Following a major cabinet shuffle in Ontario on June 20th, Ross Romano, the MPP from the riding of Sault Ste. Marie was appointed as the new Minister of Training, Colleges and Universities. Romano replaces Merrilee Fullerton, the previous Minister of TCU who has now been granted the portfolio of the Minister of Long-Term Care.
Minister Romano is a second-term Progressive Conservative MPP who previously held the position of parliamentary assistant to both the Minister of Indigenous Affairs and the Minister of Energy, Northern Development and Mines. He is a graduate of Algoma University and the University of Windsor Law School. Prior to his political career, he served as a lawyer at O’Neill DeLorenzi Mendes specializing in civil and criminal litigation. He also served as a city councilor in Sault Ste. Marie before being elected as an MPP in a 2017 by-election.

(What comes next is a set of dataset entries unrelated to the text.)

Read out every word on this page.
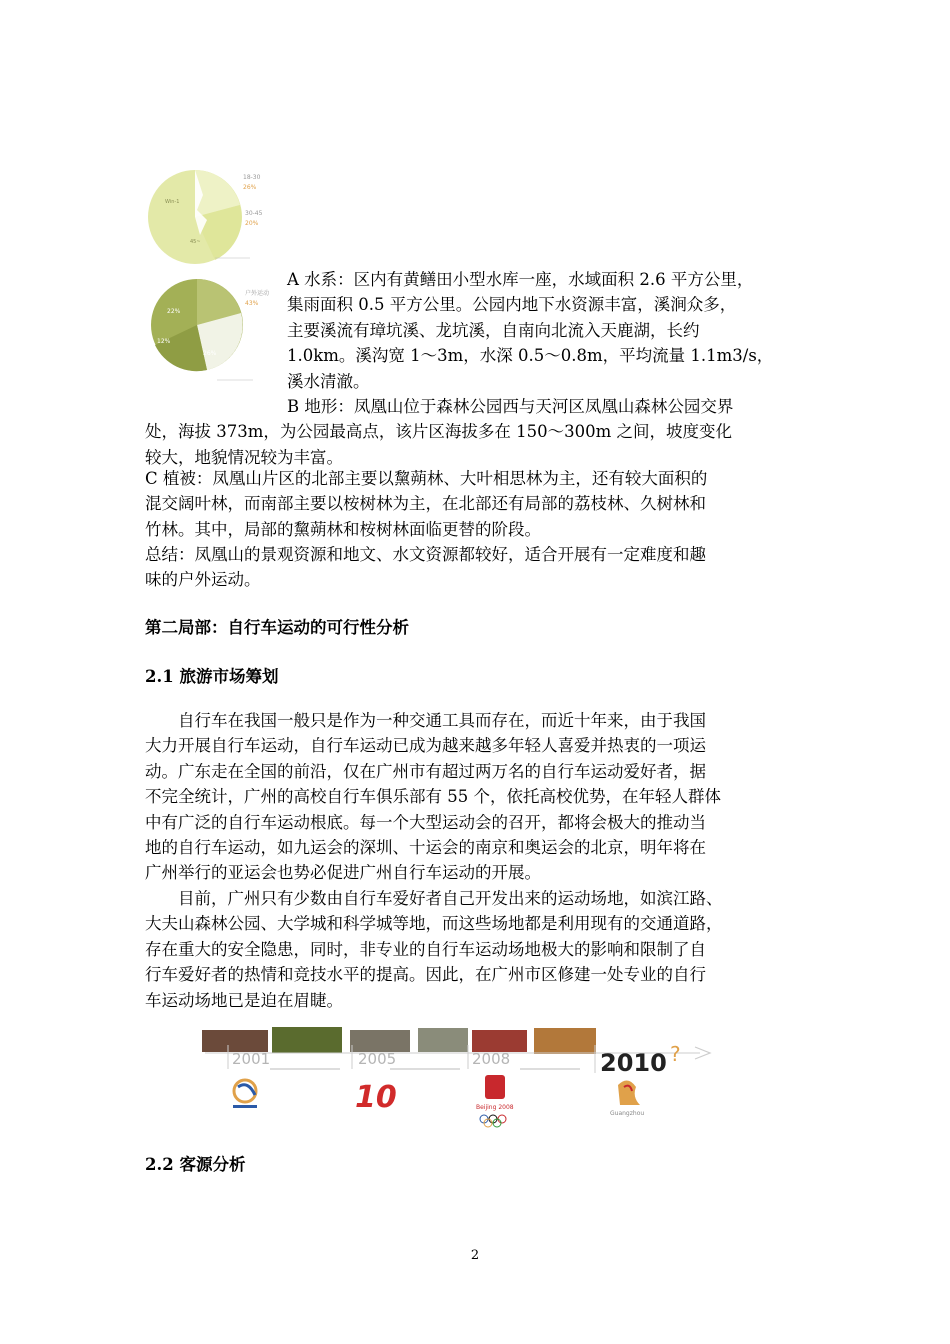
18-30
26%
30-45
20%
Win-1
45~
户外运动
43%
22%
12%
26%
A 水系：区内有黄鳝田小型水库一座，水域面积 2.6 平方公里，
集雨面积 0.5 平方公里。公园内地下水资源丰富，溪涧众多，
主要溪流有璋坑溪、龙坑溪，自南向北流入天鹿湖，长约
1.0km。溪沟宽 1～3m，水深 0.5～0.8m，平均流量 1.1m3/s，
溪水清澈。
B 地形：凤凰山位于森林公园西与天河区凤凰山森林公园交界
处，海拔 373m，为公园最高点，该片区海拔多在 150～300m 之间，坡度变化
较大，地貌情况较为丰富。
C 植被：凤凰山片区的北部主要以黧蒴林、大叶相思林为主，还有较大面积的
混交阔叶林，而南部主要以桉树林为主，在北部还有局部的荔枝林、久树林和
竹林。其中，局部的黧蒴林和桉树林面临更替的阶段。
总结：凤凰山的景观资源和地文、水文资源都较好，适合开展有一定难度和趣
味的户外运动。
第二局部：自行车运动的可行性分析
2.1 旅游市场筹划
　　自行车在我国一般只是作为一种交通工具而存在，而近十年来，由于我国
大力开展自行车运动，自行车运动已成为越来越多年轻人喜爱并热衷的一项运
动。广东走在全国的前沿，仅在广州市有超过两万名的自行车运动爱好者，据
不完全统计，广州的高校自行车俱乐部有 55 个，依托高校优势，在年轻人群体
中有广泛的自行车运动根底。每一个大型运动会的召开，都将会极大的推动当
地的自行车运动，如九运会的深圳、十运会的南京和奥运会的北京，明年将在
广州举行的亚运会也势必促进广州自行车运动的开展。
　　目前，广州只有少数由自行车爱好者自己开发出来的运动场地，如滨江路、
大夫山森林公园、大学城和科学城等地，而这些场地都是利用现有的交通道路，
存在重大的安全隐患，同时，非专业的自行车运动场地极大的影响和限制了自
行车爱好者的热情和竞技水平的提高。因此，在广州市区修建一处专业的自行
车运动场地已是迫在眉睫。
2001	2005	2008	2010 ?
10	Beijing 2008
Guangzhou
2.2 客源分析
2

Similar to MPP Fullerton, Minister Romano does not have any previous professional background in the field of postsecondary education and it is unclear whether his appointment signals any shifts in the PC government’s plans for the postsecondary sector.
During her tenure as the TCU Minister, Merrilee Fullerton notoriously refused to meet and engage with OCUFA and most other major stakeholders in the postsecondary sector. She repeatedly turned down and ignored any requests for engagement and seemed particularly uninterested in understanding the nuances and complexities of the issues in the sector. Her Ministry also consistently failed to consult any of the representative bodies and experts in the sector regarding their critical policy decisions. The reckless changes to the postsecondary education funding model, cuts to Ontario Student Assistance Program (OSAP), forced so-called free speech policies, and attacks on collective bargaining rights and the democratically elected student organizations are among the decisions made by her Ministry over the last year without any consultation with the sector.
After an eleven-month term, Merrilee Fullerton is now leaving her role as the Minister of TCU, without having once met or engaged with university faculty or most other members of the postsecondary sector in the province.
In the coming weeks, OCUFA is hoping to meet with Minister Romano to discuss his vision for the future of higher education in Ontario and current issues facing the higher education system. We’re particularly interested in engaging the new Minister in a conversation regarding the Ministry’s planned attack on senior faculty, as well as the recently announced changes to the funding model for Ontario universities and colleges. Our hope is that Minister Romano’s approach to the sector would be different than that of his predecessor and that he would value the opportunity to listen to the voice of university faculty in Ontario.